You see, the thing about defining moments is that, no matter how valuable they are in retrospect, you really don't want to have them at the time. You kind of stumble into them, and once you're there, it's too late to leave. My defining moment hits when The Steve Miller Band's "Jet Airliner" comes on the cab's stereo.

"Leavin' home
Out on the road
I've been down before
Ridin' along in this big ol' jet plane
I've been thinkin' about my home
But my love light seems so far away
And I feel like it's all been done
Somebody's tryin' to make me stay
You know I've got to be movin' on"

I have never thought too much about the song before. I like it in that easy-going, pot-smoking, cruising-down-the-highway-listening-to-KSHE-95 sort of way that I like all classic rock.

"Goodbye to all my friends at home
Goodbye to people I've trusted
I've got to go out and make my way
I might get rich you know I might get busted
But my heart keeps calling me backwards
As I get on the 707
Ridin' high I got tears in my eyes
You know you got to go through hell
Before you get to heaven"

At that point, I see into the future, and it is uncanny how prescient my vision is. I see myself returning to Missouri and admitting defeat. Going to live in a midwestern college town, where life will be cushy and unsurprising. Going back to college. Returning to Babylon. Doing everything that I have refused to do during the five months that I have been on the road.
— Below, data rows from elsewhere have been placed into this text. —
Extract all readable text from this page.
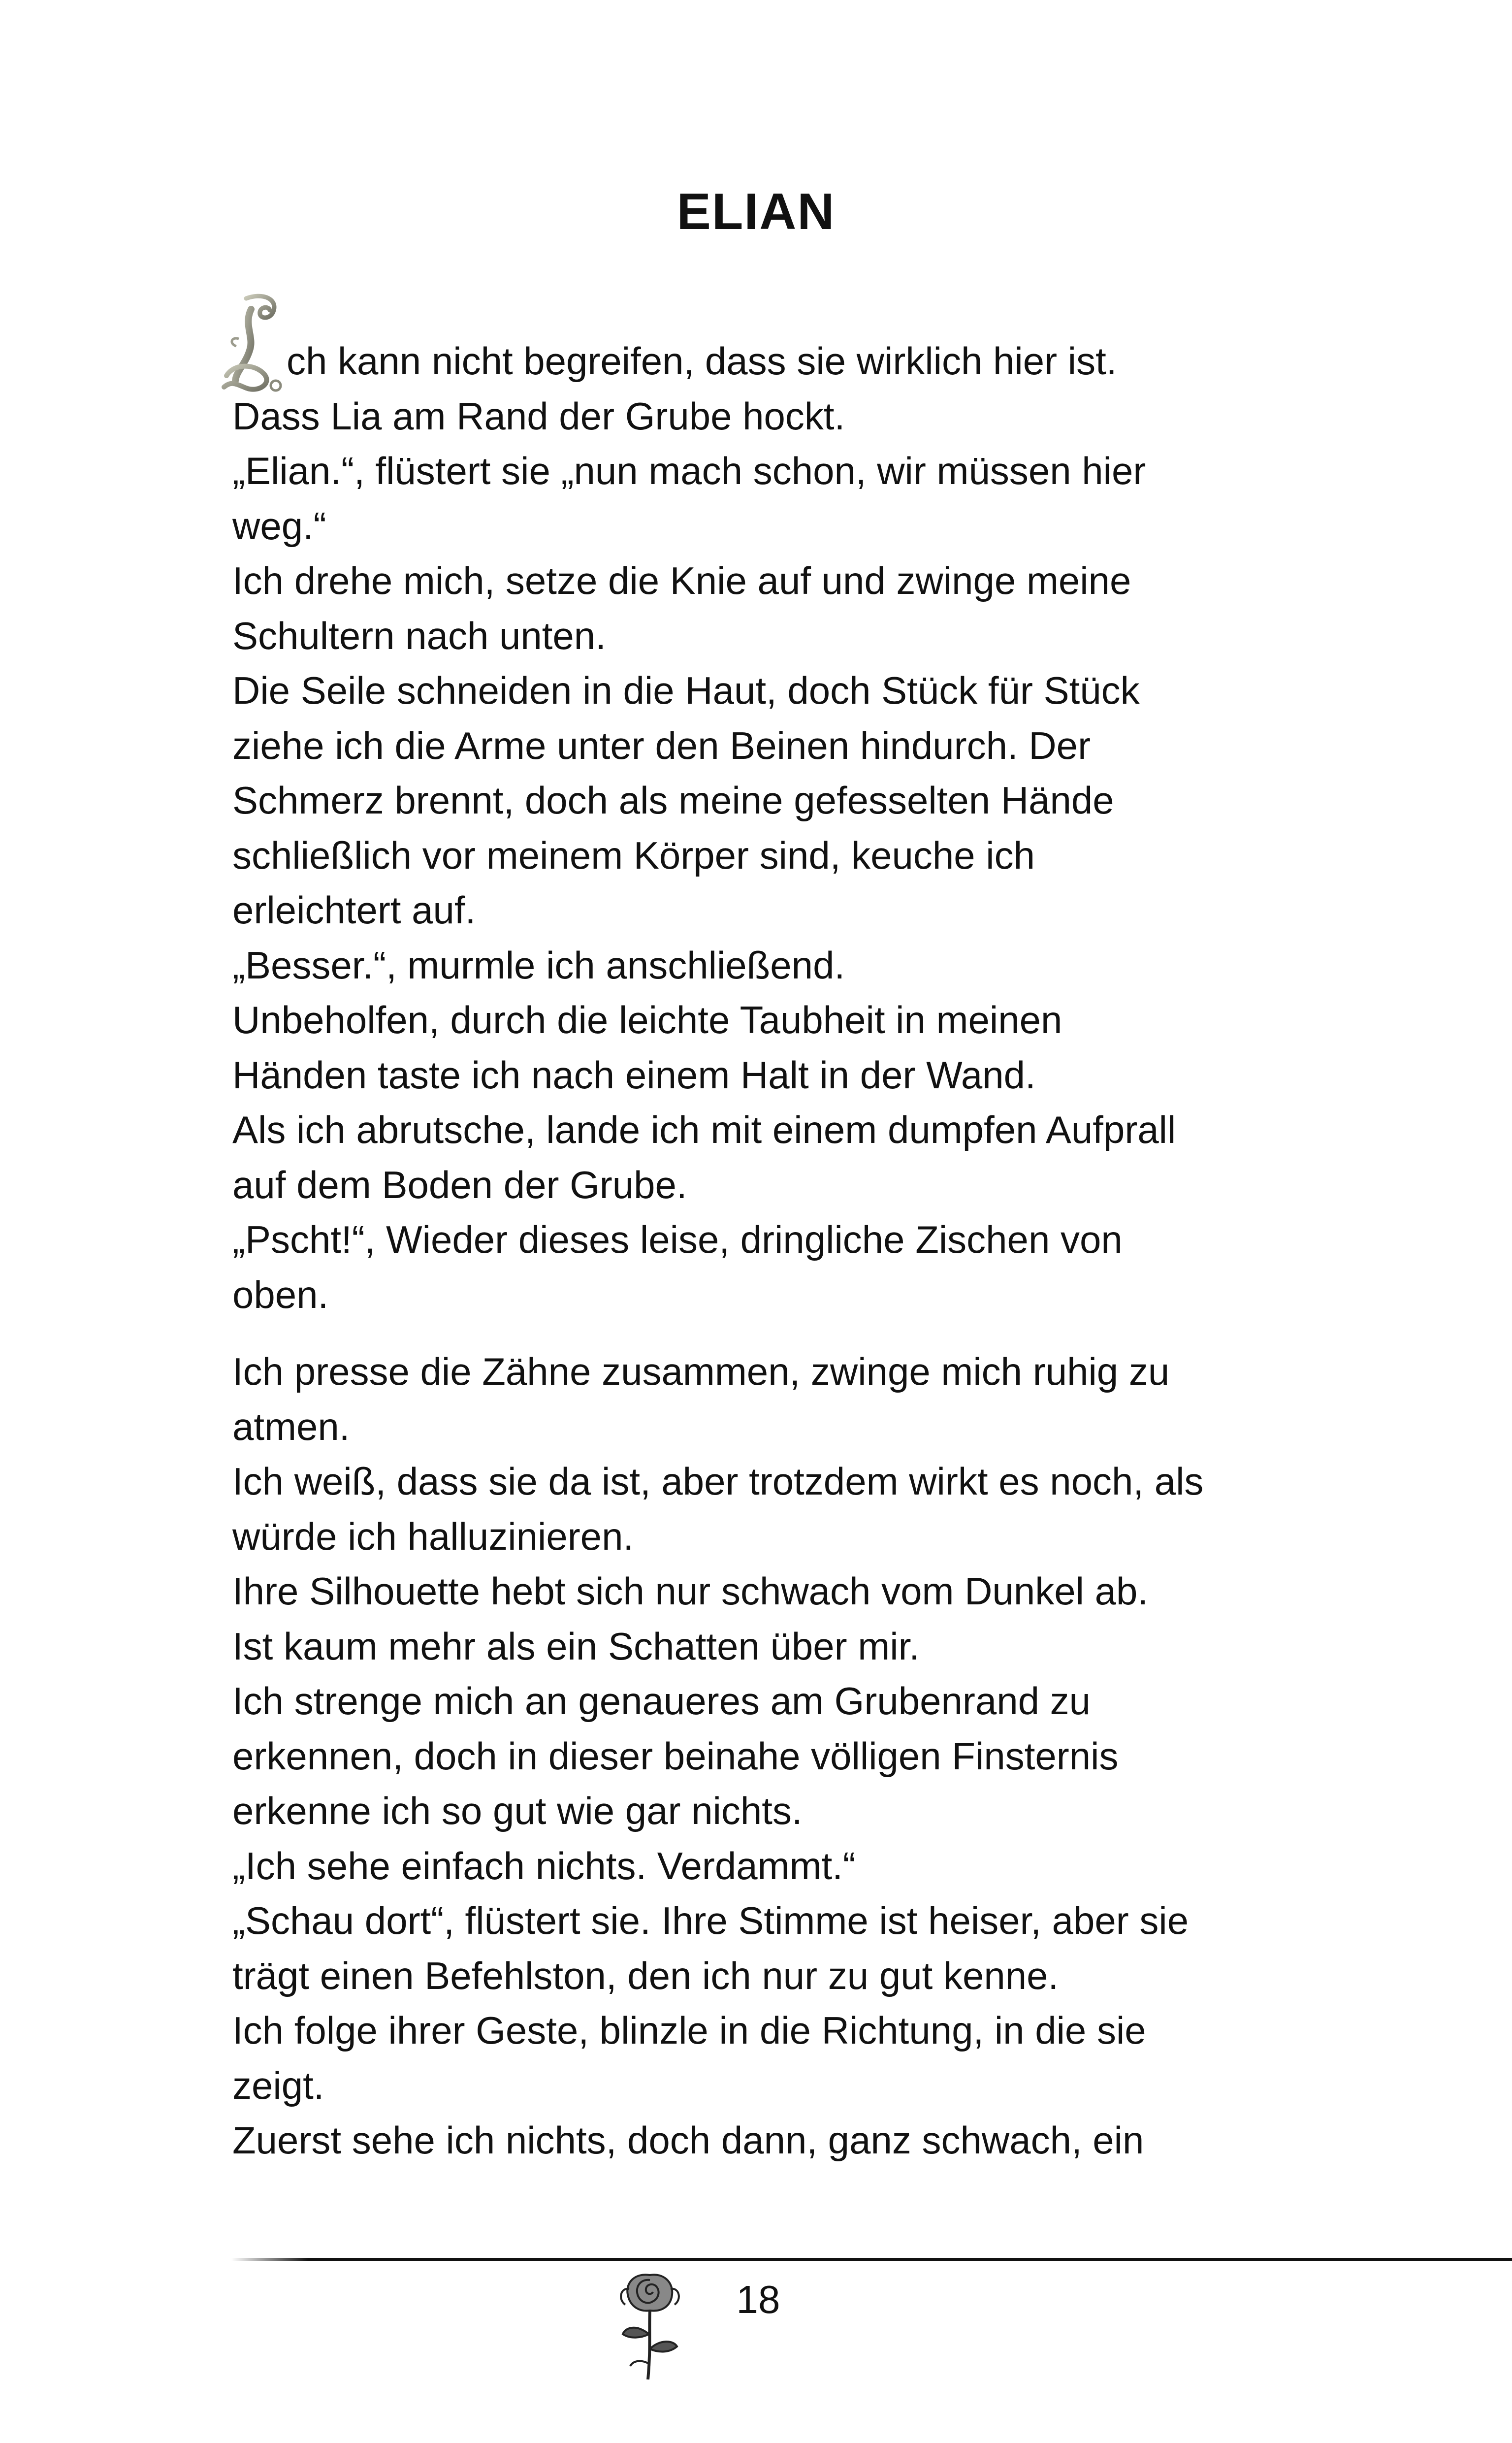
ELIAN
ch kann nicht begreifen, dass sie wirklich hier ist.
Dass Lia am Rand der Grube hockt.
„Elian.“, flüstert sie „nun mach schon, wir müssen hier
weg.“
Ich drehe mich, setze die Knie auf und zwinge meine
Schultern nach unten.
Die Seile schneiden in die Haut, doch Stück für Stück
ziehe ich die Arme unter den Beinen hindurch. Der
Schmerz brennt, doch als meine gefesselten Hände
schließlich vor meinem Körper sind, keuche ich
erleichtert auf.
„Besser.“, murmle ich anschließend.
Unbeholfen, durch die leichte Taubheit in meinen
Händen taste ich nach einem Halt in der Wand.
Als ich abrutsche, lande ich mit einem dumpfen Aufprall
auf dem Boden der Grube.
„Pscht!“, Wieder dieses leise, dringliche Zischen von
oben.
Ich presse die Zähne zusammen, zwinge mich ruhig zu
atmen.
Ich weiß, dass sie da ist, aber trotzdem wirkt es noch, als
würde ich halluzinieren.
Ihre Silhouette hebt sich nur schwach vom Dunkel ab.
Ist kaum mehr als ein Schatten über mir.
Ich strenge mich an genaueres am Grubenrand zu
erkennen, doch in dieser beinahe völligen Finsternis
erkenne ich so gut wie gar nichts.
„Ich sehe einfach nichts. Verdammt.“
„Schau dort“, flüstert sie. Ihre Stimme ist heiser, aber sie
trägt einen Befehlston, den ich nur zu gut kenne.
Ich folge ihrer Geste, blinzle in die Richtung, in die sie
zeigt.
Zuerst sehe ich nichts, doch dann, ganz schwach, ein
18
"Touchin' down in New England town
Feel the heat comin' down
I've got to keep on keepin' on
You know the big wheel keeps us spinnin' around
And I'm goin' with some hesitation
You know that I can surely see
That I don't want to get caught up in any of that
Funky kicks goin' down in the city"

And really, it has to happen. Everything about these months - the Rainbow Gatherings, the peyote sweatlodges, the DMT sessions, and finally Hawaii. It all boils down to this one moment in time. I have gone as far as I can in one direction, and have to choose another.

"Big ol' jet airliner
Don't carry me too far away
Oh, big ol' jet airliner
Cause it's here that I've got to stay
Oh, big ol' jet airliner
Don't carry me too far away
Oh, big ol' jet airliner
'Cause it's here that I've got to stay"

And thus I am dragged, kicking and screaming, into adulthood.